While it is right to be suspicious of attempts to pass the buck on to consumers, removing all responsibility from consumers and insisting that the realm of consumption remains a seemingly benign and apolitical arena is not a useful way forward either. The considerable consumer inertia in response to scandals in the UK, such as the one involving Boohoo – which saw the ultra-fast fashion company accused of sourcing its clothes from factories with poor health and safety records and paying staff less than the minimum wage – illustrates a need to sensitize consumers to the slavery in their consumption, and to elevate their power to act. This may be framed as calling on consumers to take positive citizenship action (lobbying) or negative action (boycotting). 

It is also important to recognize that consumer-citizens are not unfamiliar with taking action on important issues. For example, the understanding that we have environmental responsibilities as consumers is well rehearsed. It is accepted that “we must place on the consumer at least some of the responsibility for making the economy sustainable,” as Tim Jackson writes in Material Concerns: Pollution, Profit and Quality of Life. Imagine action on climate change that did not include a role for consumers in taking some level of responsibility for their own impact through the consumer choices they make. 

Changing how we consume is a vital link in transitioning to a cleaner and more sustainable society, even though businesses are disproportionately responsible for carbon emissions. It should be no different when we consider modern slavery. 

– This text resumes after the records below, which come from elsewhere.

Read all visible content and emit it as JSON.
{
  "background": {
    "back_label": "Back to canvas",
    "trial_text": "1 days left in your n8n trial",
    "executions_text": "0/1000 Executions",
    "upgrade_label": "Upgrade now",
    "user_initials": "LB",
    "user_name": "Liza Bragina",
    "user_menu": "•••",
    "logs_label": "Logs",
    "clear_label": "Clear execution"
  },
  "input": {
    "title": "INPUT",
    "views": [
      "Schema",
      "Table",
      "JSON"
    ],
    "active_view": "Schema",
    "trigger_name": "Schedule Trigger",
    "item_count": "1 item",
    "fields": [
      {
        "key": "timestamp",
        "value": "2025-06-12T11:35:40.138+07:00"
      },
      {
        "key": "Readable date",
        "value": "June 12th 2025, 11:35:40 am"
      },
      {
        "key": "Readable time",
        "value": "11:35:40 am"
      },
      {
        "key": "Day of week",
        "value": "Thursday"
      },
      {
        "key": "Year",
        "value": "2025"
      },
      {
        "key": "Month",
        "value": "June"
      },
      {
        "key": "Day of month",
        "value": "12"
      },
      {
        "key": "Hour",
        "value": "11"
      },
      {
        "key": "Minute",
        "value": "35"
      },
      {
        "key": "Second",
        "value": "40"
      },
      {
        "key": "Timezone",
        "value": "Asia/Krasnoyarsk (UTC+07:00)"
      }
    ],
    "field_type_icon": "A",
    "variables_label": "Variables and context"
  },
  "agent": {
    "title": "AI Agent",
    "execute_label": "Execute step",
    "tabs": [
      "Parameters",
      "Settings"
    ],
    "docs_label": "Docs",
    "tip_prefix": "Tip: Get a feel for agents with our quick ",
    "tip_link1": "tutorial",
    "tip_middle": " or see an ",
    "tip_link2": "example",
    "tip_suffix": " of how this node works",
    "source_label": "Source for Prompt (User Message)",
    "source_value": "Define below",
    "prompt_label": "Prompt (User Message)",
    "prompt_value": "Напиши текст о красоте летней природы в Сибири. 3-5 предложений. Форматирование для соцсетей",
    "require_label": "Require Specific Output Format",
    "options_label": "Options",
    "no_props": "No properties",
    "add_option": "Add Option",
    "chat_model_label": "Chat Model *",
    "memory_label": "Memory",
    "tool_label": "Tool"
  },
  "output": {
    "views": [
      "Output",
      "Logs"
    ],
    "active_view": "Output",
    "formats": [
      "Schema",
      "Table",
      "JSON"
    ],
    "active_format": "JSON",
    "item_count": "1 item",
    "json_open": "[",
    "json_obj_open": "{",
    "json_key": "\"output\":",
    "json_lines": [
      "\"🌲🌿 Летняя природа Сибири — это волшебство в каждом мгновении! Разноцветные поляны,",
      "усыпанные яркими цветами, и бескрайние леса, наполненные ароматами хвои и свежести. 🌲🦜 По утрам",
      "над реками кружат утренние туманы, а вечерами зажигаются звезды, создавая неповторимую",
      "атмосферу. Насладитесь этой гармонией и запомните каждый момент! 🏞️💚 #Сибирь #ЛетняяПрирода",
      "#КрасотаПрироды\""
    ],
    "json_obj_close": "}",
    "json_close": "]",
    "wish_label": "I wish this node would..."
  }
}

Moreover, our research does point to an important role for consumers, revealing that they do want to take action – just not on their own. They want to be partners in this modern slavery equation, particularly with business and government. Greater consumer interest, involvement and action over modern slavery is bound to raise more – not fewer – questions about the role and responsibilities of other groups involved, leading to greater transparency. With this in mind, the consumer perspective should be viewed as a useful ally to business and government strategies in the campaign to eradicate modern slavery. 

Deirdre Shaw is a Professor Marketing and Consumer Research at the University of Glasgow. Andreas Chatzidakis is a Professor of Marketing at the Royal Holloway University of London. Michal Carrington is a Senior Lecturer in Marketing at the University of Melbourne. (This article was initially published by The Conversation.)